Peasant life was not only an indicator of the socio-economic and cultural conditions for the development of the Russian village, but also a manifestation of the everyday psychology of its inhabitants. Traditionally, in the village, much attention was paid to the ostentatious side of family life. In the village, they well remembered that "they are met by clothes." To this end, wealthy owners also wore high boots with countless assemblies (“in an accordion”) on weekdays, and in warm weather they threw blue caftans of fine factory cloth over their shoulders. And what they couldn’t show, they said that “at home they have a samovar on the table and a clock on the wall, and they eat on plates with cupronickel spoons, drinking tea from glass glasses.” The peasant always strived to ensure that everything was no worse for him than for his neighbor. Even with small funds, free cash was invested in the construction of a house, the purchase of good clothes, sometimes furniture, in arranging a holiday “on a grand scale”, so that the village would get the impression that the economy was prosperous. Family wealth had to be demonstrated on a daily basis, as confirmation of economic well-being.

Bibliography:

Anfimov. A. M. Russian village during the First World War. M., 1962.

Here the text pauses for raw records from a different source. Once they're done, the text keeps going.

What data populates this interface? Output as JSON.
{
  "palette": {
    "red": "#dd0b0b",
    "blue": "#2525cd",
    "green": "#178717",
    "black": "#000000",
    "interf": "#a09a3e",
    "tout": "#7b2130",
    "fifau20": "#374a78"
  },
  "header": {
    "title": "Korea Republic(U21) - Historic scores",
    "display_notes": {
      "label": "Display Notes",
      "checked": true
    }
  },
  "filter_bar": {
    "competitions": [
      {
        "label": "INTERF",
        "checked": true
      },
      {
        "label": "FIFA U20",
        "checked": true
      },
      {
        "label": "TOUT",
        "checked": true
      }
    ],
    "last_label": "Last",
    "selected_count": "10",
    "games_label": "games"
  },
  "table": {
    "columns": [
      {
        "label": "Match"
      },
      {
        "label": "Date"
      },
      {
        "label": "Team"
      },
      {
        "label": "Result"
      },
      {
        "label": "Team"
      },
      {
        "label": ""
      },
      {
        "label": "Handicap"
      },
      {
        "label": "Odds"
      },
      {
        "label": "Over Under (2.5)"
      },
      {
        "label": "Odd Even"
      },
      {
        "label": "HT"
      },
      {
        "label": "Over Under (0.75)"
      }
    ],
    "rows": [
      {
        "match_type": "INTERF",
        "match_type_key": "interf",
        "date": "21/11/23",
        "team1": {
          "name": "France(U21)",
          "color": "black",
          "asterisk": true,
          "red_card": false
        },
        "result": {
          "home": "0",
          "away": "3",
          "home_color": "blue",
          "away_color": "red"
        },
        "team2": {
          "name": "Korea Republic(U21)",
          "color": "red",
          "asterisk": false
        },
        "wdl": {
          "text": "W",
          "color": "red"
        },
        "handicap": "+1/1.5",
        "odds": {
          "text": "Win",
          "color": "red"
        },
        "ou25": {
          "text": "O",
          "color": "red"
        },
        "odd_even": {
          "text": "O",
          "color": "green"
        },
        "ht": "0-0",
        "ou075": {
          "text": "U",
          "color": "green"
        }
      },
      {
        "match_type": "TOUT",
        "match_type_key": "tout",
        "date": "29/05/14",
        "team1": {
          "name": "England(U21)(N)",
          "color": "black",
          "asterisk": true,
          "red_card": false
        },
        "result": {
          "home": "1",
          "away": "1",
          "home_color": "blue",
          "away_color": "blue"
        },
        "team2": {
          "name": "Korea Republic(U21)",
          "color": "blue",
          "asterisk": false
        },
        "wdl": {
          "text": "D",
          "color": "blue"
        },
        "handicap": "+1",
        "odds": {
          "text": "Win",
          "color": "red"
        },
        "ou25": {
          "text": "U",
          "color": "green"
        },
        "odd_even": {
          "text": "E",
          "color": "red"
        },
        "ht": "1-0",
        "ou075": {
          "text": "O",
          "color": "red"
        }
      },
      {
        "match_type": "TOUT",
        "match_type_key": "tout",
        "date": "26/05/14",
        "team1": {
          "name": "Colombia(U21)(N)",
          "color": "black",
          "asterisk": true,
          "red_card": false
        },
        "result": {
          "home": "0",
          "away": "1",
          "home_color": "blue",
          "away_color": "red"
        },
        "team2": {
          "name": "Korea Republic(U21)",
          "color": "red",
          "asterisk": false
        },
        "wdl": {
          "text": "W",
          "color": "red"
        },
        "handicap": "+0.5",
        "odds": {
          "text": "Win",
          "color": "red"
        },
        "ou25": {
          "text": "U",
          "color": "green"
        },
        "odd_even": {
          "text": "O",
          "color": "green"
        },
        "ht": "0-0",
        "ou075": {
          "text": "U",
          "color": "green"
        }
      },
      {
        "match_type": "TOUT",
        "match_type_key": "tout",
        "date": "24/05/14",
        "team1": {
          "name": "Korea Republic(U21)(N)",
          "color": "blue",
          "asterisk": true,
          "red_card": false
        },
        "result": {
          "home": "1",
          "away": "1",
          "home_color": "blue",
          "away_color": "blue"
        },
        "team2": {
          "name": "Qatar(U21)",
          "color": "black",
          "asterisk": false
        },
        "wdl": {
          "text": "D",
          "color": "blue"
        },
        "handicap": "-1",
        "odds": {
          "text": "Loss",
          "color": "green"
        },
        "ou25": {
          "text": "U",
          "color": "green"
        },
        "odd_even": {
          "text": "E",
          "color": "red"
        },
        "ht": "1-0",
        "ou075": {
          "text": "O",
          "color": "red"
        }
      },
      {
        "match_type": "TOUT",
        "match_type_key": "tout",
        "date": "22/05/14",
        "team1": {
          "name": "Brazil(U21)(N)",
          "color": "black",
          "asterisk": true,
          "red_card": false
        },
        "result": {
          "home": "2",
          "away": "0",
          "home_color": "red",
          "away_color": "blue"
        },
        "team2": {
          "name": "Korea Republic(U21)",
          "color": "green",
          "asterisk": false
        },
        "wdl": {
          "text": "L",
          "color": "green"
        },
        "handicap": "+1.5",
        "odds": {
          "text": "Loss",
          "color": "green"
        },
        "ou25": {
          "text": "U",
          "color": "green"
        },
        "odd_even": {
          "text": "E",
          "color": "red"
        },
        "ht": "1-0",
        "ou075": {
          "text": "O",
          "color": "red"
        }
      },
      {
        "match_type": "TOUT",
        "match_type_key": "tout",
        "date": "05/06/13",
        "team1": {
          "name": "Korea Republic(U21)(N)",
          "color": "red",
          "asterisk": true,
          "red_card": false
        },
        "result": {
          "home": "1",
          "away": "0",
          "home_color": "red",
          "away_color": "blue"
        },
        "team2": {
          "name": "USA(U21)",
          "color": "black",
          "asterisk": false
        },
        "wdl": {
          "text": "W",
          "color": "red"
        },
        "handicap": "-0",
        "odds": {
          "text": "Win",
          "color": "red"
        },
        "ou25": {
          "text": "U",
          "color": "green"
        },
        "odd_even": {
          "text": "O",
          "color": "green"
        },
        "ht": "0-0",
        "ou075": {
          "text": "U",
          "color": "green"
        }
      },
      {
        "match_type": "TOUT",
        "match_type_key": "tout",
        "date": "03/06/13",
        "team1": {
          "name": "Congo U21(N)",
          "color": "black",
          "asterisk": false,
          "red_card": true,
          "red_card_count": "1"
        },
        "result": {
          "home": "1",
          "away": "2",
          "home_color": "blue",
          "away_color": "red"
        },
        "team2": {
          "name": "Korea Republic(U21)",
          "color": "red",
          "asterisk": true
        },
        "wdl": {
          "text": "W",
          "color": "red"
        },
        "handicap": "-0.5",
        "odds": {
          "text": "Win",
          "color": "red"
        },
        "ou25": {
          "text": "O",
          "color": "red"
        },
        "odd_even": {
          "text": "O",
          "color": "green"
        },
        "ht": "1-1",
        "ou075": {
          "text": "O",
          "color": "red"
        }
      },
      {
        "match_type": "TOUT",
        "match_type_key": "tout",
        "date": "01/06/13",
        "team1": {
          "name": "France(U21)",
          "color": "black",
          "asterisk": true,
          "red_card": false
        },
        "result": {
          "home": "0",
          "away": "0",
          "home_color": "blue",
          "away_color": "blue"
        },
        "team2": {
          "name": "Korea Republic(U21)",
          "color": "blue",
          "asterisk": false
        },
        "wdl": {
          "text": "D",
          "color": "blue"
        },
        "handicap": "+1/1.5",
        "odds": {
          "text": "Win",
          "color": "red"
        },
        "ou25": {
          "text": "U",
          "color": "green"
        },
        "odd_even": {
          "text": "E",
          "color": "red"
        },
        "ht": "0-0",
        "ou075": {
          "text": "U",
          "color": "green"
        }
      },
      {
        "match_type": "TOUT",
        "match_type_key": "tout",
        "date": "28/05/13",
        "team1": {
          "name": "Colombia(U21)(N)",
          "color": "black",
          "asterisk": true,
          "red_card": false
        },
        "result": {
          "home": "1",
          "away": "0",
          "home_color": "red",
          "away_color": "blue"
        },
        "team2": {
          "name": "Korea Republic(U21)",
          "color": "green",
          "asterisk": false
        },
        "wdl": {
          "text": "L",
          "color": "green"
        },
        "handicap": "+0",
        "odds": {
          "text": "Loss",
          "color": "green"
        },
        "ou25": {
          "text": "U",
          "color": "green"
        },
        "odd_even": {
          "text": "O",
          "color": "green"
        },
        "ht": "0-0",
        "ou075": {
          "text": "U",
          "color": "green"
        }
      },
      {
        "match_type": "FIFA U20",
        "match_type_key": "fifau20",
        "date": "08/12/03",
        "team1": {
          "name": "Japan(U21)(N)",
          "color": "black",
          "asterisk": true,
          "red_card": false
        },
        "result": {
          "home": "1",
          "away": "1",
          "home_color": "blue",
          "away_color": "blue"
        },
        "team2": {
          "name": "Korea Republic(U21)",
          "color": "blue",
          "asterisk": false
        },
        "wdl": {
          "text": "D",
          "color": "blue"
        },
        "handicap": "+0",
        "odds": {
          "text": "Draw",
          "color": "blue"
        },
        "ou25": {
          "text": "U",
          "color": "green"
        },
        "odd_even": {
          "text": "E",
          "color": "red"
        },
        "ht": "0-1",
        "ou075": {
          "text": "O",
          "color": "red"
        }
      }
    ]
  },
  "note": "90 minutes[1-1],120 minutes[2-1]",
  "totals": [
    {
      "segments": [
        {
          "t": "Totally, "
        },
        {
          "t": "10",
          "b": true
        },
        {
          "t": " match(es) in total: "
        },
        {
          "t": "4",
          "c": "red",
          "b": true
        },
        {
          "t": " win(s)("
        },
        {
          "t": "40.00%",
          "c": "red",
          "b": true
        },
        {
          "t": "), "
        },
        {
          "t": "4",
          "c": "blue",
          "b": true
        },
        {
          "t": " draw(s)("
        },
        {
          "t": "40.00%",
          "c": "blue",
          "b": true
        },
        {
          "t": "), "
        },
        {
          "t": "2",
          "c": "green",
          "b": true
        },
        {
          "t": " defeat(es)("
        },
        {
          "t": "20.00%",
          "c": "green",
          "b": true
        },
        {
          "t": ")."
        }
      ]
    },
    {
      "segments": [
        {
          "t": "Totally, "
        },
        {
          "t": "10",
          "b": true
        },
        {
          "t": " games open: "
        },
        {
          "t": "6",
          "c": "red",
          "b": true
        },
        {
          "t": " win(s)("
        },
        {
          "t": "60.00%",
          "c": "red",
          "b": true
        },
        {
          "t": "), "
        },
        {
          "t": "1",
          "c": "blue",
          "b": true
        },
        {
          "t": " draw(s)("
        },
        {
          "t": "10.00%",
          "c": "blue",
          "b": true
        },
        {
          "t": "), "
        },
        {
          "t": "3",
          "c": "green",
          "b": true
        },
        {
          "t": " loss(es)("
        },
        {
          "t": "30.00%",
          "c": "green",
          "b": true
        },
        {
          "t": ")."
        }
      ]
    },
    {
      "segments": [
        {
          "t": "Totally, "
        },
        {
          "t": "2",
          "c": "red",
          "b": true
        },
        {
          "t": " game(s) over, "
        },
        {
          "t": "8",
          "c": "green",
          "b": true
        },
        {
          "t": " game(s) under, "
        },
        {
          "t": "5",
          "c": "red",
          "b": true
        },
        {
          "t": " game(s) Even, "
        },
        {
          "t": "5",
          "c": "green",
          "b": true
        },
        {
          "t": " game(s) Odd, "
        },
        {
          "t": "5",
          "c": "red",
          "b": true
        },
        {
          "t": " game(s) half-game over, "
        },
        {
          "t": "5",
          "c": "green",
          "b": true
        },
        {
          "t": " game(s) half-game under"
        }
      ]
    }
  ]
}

Arseniev K. K. From a recent trip to the Tambov province // Bulletin of Europe. Book. 2. 1892.

Archive of the Russian Geographical Society. Once. 19. Op. 1. Unit ridge 63. L. 9v.

Archive of the Russian Ethnographic Museum. F. 7. Op. one.

Brzhesky N. Essays on the agrarian life of peasants. The agricultural center of Russia and its impoverishment. SPb., 1908.

The life of the Great Russian peasants - plowmen. Description of materials ethnographer. book office V. Tenisheva. SPb., 1993.